To follow up on a post about using mobile tactics from earlier this week, a Pew Research survey on mobile contains some interesting findings. Unfortunately, Pew’s headline (as well as Mashable’s post covering it) miss an important aspect for campaigns.
Both highlight that the survey says one out of four adults use mobile apps. This is true – behold this chart (courtesy Mashable):
Where they see market growth (correctly), issue and candidate campaigns have to see stratification. There are two mobile Americas: one which uses their mobile phone for games, music, news, directions, shopping, updating social networks, and other varied pursuits – an “App Class,” if you will – and another which really looks at the phone simply as a simple communication device to pass information viavoice (and occasionally text and picture). About one out of three people look at their phone as a handheld computer.

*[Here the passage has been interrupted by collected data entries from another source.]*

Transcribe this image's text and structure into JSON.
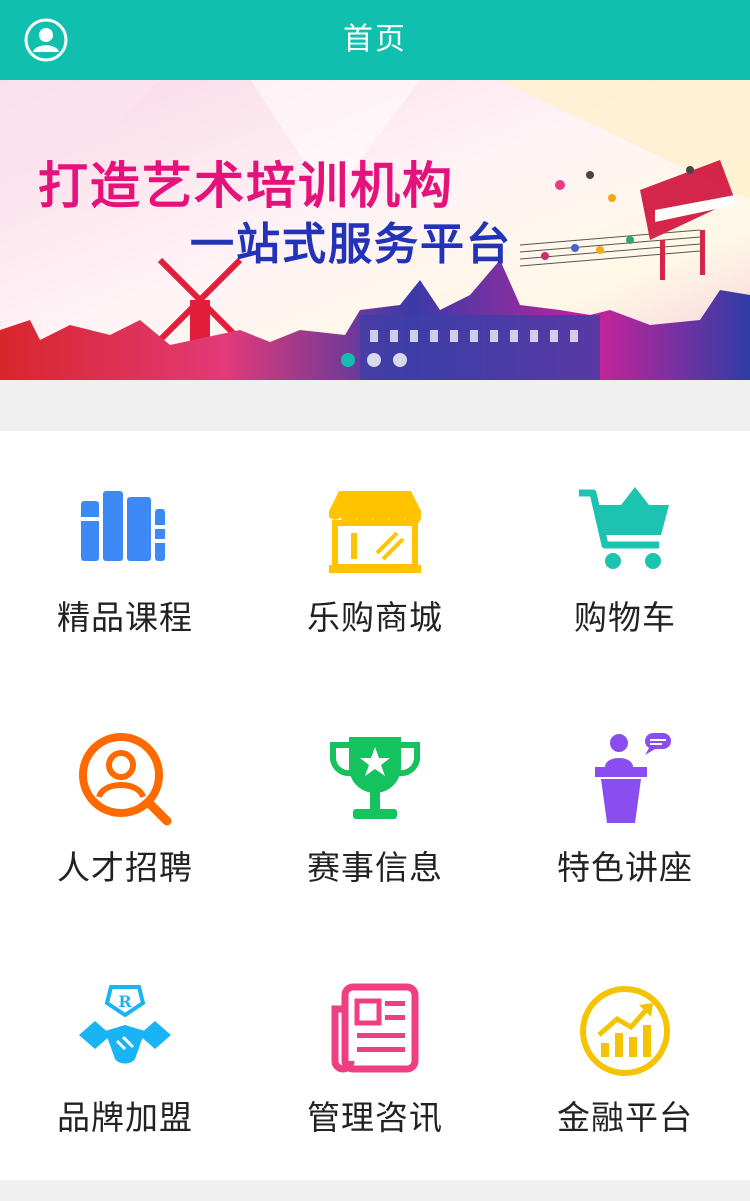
{
  "header": {
    "title": "首页",
    "avatar_icon": "user-avatar-icon"
  },
  "banner": {
    "headline_line1": "打造艺术培训机构",
    "headline_line2": "一站式服务平台",
    "slide_count": 3,
    "active_slide": 1
  },
  "menu": [
    {
      "label": "精品课程",
      "icon": "books-icon",
      "color": "#3d8af7"
    },
    {
      "label": "乐购商城",
      "icon": "storefront-icon",
      "color": "#ffc300"
    },
    {
      "label": "购物车",
      "icon": "shopping-cart-icon",
      "color": "#1cc3b0"
    },
    {
      "label": "人才招聘",
      "icon": "person-search-icon",
      "color": "#ff6a00"
    },
    {
      "label": "赛事信息",
      "icon": "trophy-icon",
      "color": "#15c25d"
    },
    {
      "label": "特色讲座",
      "icon": "lecture-podium-icon",
      "color": "#8a4df0"
    },
    {
      "label": "品牌加盟",
      "icon": "handshake-brand-icon",
      "color": "#19b4f5"
    },
    {
      "label": "管理咨讯",
      "icon": "newspaper-icon",
      "color": "#ee3f83"
    },
    {
      "label": "金融平台",
      "icon": "finance-growth-icon",
      "color": "#f5c400"
    }
  ]
}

If a campaign, therefore, is going to invest in an application, for instance, the design process has to consider that most people will not use it. That doesn’t mean pulling the plug on the app – in fact, because the penetration of app-driven phones keeps increasing, it’s only a matter of time before every campaign has to have a customized app. (Consultants, start your engines!) What it does mean is that a wise campaign will ensure their app does the things the App Class will want to do. As an example, it may be a better idea to have apps that connect with back-end campaign data to help precinct walkers and staff than to have apps that help people find their polling place.